\newsection
\section{Singular Value Decomposition}

\subsection{Calculating}
\shortdef \textbf{SVD} \textit{Normal form}: $A = U\Sigma V^{\top}$;
\textit{Compact Form}: If $A$ has rank $r$, we can write SVD as $A = U_r\Sigma_rV_r^{\top}$

\begin{usage}[]{SVD}
    We can use remark 8.1.3 from the lecture notes to calculate the SVD. One of the two will be beneficial if $m \neq n$ for $A$ (smaller dimension = easier determinant):
    \[
        AA^{\top} = U(\Sigma \Sigma^{\top})U^{\top} \hspace{1cm} \text{and} \hspace{1cm} A^{\top}A = V(\Sigma^{\top}\Sigma)V^{\top}
    \]
    to more easily calculate the SVD, because the left signular vectors of $A$ (cols of $U$) are the eigenvectors of $AA^{\top}$ and analogously for the right hand side, the eigenvectors of $A^{\top}A$. The singular values are the square-root of the eigenvalues of $AA^{\top}$ and $A^{\top}A$ respectively, which then are put (sorted in ascending order) into $\Sigma$ (diagonal matrix) and if $m > n$(for $A \in \R^{m \times n}$, (or $n > m$ if using $A^{\top}A$) the not determined eigenvalues are to filled with $0$\\ $\Longrightarrow$ \fhl{Important:} Take $\sqrt{\ldots}$!
\end{usage}

\subsection{Show that SVD is valid}
To show that a given $V$, $U$ and $\Sigma$ form an SVD, we need to show that $V$ and $U$ are orthogonal (calculate $V^{\top}V$ and $U^{\top}U$ and check if it is the identitiy), then check if $A = U\Sigma T^{\top}$.
\shade{yellow}{Quick \& dirty:} $\Sigma$ should only contain entries $\geq 0$, due to square root, check that $U, V$ orthogonal \& ``normalized'' (= common factors extracted) and verify dimensions of the matrices (s.t. matrix multiplication works)

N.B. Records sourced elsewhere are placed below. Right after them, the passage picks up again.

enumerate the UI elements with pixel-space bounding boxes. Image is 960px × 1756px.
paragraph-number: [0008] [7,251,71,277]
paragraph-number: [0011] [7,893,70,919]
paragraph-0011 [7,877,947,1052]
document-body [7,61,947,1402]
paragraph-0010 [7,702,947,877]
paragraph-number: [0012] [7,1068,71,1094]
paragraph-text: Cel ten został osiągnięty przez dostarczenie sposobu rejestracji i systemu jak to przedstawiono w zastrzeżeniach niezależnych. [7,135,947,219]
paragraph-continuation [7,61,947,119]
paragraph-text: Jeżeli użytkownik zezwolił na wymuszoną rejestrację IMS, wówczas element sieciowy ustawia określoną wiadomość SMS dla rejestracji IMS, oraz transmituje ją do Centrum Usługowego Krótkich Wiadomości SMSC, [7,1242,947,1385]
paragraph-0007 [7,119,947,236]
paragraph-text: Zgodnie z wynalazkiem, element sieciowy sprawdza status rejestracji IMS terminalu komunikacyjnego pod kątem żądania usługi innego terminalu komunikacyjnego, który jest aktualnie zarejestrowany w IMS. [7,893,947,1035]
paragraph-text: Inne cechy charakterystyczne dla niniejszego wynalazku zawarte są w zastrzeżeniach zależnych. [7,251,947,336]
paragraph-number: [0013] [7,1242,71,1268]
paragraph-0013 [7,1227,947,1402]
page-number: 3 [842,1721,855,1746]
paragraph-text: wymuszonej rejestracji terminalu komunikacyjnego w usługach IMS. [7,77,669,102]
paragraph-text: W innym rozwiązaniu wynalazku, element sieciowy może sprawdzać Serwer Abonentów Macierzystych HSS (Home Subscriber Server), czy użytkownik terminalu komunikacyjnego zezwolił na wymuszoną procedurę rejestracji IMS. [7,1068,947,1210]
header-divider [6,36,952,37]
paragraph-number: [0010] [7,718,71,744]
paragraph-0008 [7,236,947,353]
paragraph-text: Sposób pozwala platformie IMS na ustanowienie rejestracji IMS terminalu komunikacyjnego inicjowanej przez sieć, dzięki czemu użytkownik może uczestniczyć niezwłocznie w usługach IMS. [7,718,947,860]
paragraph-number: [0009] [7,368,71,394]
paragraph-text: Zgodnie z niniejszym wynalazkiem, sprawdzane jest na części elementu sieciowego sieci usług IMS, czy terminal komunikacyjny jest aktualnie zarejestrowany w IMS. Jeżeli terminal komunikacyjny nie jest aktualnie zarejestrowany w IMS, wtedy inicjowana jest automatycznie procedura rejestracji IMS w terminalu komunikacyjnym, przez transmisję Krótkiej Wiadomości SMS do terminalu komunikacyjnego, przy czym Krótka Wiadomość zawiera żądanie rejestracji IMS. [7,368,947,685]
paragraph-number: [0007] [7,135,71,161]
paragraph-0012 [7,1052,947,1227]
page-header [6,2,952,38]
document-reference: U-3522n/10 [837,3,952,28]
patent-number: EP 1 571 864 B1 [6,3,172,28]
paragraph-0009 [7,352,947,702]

\textbf{SVD of $A^{-1}$:} $V\Sigma^{-1}U^{\top}$. Requires proof: $AA^{-1} = I = A^{\top}A \Leftrightarrowequiv AV\Sigma^{-1}U^{\top} = U\Sigma V^{\top}V\Sigma^{-1}U^{\top} = I$

\setcounter{all}{5}
\begin{properties}[]{SVD}
    \begin{enumerate}
        \item \inlinetheorem Every matrix $A \in \R^{m \times n}$ has an SVD
        \item \setcounter{all}{1}\setcounter{subsection}{2}\shortdef \textbf{\textit{Frobenius norm}}: $\displaystyle ||A||_F = \sqrt{\sum_{i = 1}^{m}\sum_{j = 1}^{n} A^2_{ij}}$
        \item \setcounter{all}{1}\shortdef \textbf{\textit{Spectral / Operator norm}}: $\displaystyle ||A||_{op} = \max_{x \in \R^n}||Ax||$ s.t. $||x|| = 1$
        \item \textbf{\textit{Special cases}}: $\sigma_1 \geq \ldots \geq \sigma_{\min\{m, n\}}$ are eigenvalues of $A \in \R^{m \times n}$
        \begin{multicols}{2}
            \begin{enumerate}
                \item $||A||_F^2 = \text{Tr}(A^{\top}A)$
                \item $||A||_F^2 = \displaystyle\sum_{i = 1}^{\min\{m, n\}} \sigma_i^2$
                \item $||A||_{op} = \sigma_1$
                \item $||A||_{op} \leq ||A||_F \leq \sqrt{\min\{m, n\}}||A||_{op}$
            \end{enumerate}
        \end{multicols}
    \end{enumerate}
\end{properties}